Last year, Allison Slater Tate’s “The Mom Stays In the Picture” was a huge fabulous hit. I absolutely adored her piece, and I am not too proud to say that I’ve been living her realization for as long as I’ve been a mom myself. I’ve always felt like the mom should be in the picture. Not in a Kris Jenner way, but in a This-Is-Our-Life, Mother-and-Child(ren) way. I’m not vain (well, not really that vain, compared to others in LA/Hollywood)… but I do enjoy seeing myself IN the picture. I’m the mom, I was there! I enjoy seeing my husband in the picture. I enjoy seeing the progression of our annual holiday cards (all New Year’s, mind you). ALL of us are in the pictures, our girls with us… growing and blossoming TOGETHER. We are a family, and yes, it’s OK for the parents to get in the picture and celebrate with the kids (we made them, after all).
Don’t get me wrong: Kids should have their own pictures (without parents) too. And mine do (boy, do they… try to tell my husband to stop snapping photos like a nutzo paparazzi). But holidays are about family, and that’s the most grand excuse I can think of to feed the mom-gets-in-pic philosophy.

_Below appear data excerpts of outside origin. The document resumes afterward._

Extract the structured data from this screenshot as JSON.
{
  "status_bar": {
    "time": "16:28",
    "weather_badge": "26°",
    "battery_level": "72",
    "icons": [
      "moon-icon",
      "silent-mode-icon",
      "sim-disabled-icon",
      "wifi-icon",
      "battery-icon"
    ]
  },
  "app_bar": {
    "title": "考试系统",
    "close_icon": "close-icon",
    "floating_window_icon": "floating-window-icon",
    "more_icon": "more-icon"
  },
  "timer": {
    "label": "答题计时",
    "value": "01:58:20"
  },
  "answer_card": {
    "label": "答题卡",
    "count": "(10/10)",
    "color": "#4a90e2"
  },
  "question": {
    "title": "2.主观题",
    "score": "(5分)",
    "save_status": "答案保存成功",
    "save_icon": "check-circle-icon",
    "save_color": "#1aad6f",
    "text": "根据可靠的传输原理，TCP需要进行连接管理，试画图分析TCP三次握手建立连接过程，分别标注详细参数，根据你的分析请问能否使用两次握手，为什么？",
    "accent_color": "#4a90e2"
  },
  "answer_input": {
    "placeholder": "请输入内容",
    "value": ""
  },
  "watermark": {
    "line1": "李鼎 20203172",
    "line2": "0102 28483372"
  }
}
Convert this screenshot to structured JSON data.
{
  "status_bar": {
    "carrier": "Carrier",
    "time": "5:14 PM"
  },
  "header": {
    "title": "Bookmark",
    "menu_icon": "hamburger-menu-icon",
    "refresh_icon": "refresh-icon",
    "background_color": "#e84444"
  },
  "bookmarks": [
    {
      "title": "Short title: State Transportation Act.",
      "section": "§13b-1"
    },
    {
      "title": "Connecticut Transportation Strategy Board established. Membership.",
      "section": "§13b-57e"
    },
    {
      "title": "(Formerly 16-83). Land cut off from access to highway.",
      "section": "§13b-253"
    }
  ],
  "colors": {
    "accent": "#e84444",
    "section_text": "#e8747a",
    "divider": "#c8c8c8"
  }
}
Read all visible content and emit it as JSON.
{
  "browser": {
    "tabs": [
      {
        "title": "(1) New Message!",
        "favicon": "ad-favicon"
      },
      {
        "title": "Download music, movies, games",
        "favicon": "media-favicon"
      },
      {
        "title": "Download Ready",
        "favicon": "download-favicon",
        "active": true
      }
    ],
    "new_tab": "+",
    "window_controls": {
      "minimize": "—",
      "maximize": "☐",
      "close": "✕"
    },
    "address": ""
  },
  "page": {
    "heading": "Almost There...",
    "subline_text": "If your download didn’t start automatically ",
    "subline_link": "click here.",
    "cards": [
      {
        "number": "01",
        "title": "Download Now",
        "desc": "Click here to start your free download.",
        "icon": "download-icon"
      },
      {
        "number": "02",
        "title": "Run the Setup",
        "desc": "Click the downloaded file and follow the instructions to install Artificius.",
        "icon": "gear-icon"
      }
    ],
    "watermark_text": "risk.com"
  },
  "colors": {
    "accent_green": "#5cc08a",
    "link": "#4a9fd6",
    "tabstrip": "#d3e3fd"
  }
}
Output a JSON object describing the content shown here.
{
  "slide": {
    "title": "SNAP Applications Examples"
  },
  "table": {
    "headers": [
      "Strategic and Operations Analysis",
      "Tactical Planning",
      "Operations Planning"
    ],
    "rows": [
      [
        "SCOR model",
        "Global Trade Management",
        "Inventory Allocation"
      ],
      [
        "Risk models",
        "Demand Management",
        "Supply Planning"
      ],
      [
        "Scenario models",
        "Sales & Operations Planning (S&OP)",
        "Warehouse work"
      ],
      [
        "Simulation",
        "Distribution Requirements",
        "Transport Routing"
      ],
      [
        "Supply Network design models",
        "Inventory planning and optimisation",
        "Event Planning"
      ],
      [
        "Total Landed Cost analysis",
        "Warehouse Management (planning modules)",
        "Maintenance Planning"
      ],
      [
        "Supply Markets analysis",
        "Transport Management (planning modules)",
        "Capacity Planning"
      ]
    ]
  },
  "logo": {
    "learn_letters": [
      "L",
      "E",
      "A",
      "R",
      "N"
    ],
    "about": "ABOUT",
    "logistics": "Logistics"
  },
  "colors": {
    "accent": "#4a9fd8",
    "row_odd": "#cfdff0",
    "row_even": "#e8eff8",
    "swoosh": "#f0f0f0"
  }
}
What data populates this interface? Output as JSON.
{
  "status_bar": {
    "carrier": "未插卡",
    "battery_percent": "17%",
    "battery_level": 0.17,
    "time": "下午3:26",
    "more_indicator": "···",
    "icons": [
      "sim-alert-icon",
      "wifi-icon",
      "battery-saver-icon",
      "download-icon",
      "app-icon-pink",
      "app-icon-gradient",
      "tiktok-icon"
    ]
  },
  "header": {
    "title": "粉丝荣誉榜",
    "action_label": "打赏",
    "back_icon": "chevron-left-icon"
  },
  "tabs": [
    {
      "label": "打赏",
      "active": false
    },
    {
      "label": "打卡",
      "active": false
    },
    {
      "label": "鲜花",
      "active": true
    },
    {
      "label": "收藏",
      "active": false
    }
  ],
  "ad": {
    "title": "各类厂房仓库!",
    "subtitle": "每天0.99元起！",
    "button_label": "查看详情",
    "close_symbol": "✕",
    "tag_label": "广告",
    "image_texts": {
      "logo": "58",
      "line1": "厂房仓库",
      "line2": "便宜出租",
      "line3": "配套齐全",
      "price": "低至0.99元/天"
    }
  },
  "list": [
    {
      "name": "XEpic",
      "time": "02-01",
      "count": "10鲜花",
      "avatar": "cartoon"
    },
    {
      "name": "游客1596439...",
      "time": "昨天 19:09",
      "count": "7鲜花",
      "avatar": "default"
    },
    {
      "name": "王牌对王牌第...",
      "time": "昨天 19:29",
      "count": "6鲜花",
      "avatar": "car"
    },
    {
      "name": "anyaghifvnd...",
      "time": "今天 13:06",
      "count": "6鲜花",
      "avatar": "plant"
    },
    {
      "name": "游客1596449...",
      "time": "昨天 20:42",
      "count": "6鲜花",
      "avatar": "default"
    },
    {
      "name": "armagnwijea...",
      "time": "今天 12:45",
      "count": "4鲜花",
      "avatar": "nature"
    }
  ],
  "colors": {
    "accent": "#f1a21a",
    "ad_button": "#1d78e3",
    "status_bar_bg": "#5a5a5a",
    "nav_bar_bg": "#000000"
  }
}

I fall in love with holiday cards I get of my friends’ kids the second I open them, even when the parents’ faces aren’t there. But I admit: I want to see my friends! They are MY FRIENDS. MY FAMILY. MY LIFE’S MEMORIES. Just because we had kids doesn’t mean we’re not present and relevant anymore. Seeing my friends with their kids makes me just a teeny-bit happier than when they’re not in the picture. Maybe that’s wrong? I want to see my college roommate’s smiling face… I want to see my childhood friend’s gorgeous blue eyes next to her two little girls… I want to see how much my niece resembles my own sister. Call me selfish.
And call me obsessed with sparkle too. In addition to busting in on my own holiday card, I insist on blinging it out in the name of a new year. I love me some convenient Tiny Prints, but I LOOOOVE me some Tiny Prints with self-adhesive rhinestones smacked on. It takes about 5 extra minutes to package into the envelopes (1 or 2 rhinestones on each card), but I like to think my friends deserve some extra sparkle…
Nothin’ wrong with some extra bling. (My only fail this year was not doing an actual headcount of recipients before ordering my cards. So yes, these ended up being ‘family only’ greetings. I guess needing more cards than last year is a good thing? Making a note for next year, folks.)
HAPPY NEW YEAR TO YOU! WILL YOU STAY IN THE PICTURE FOR 2014?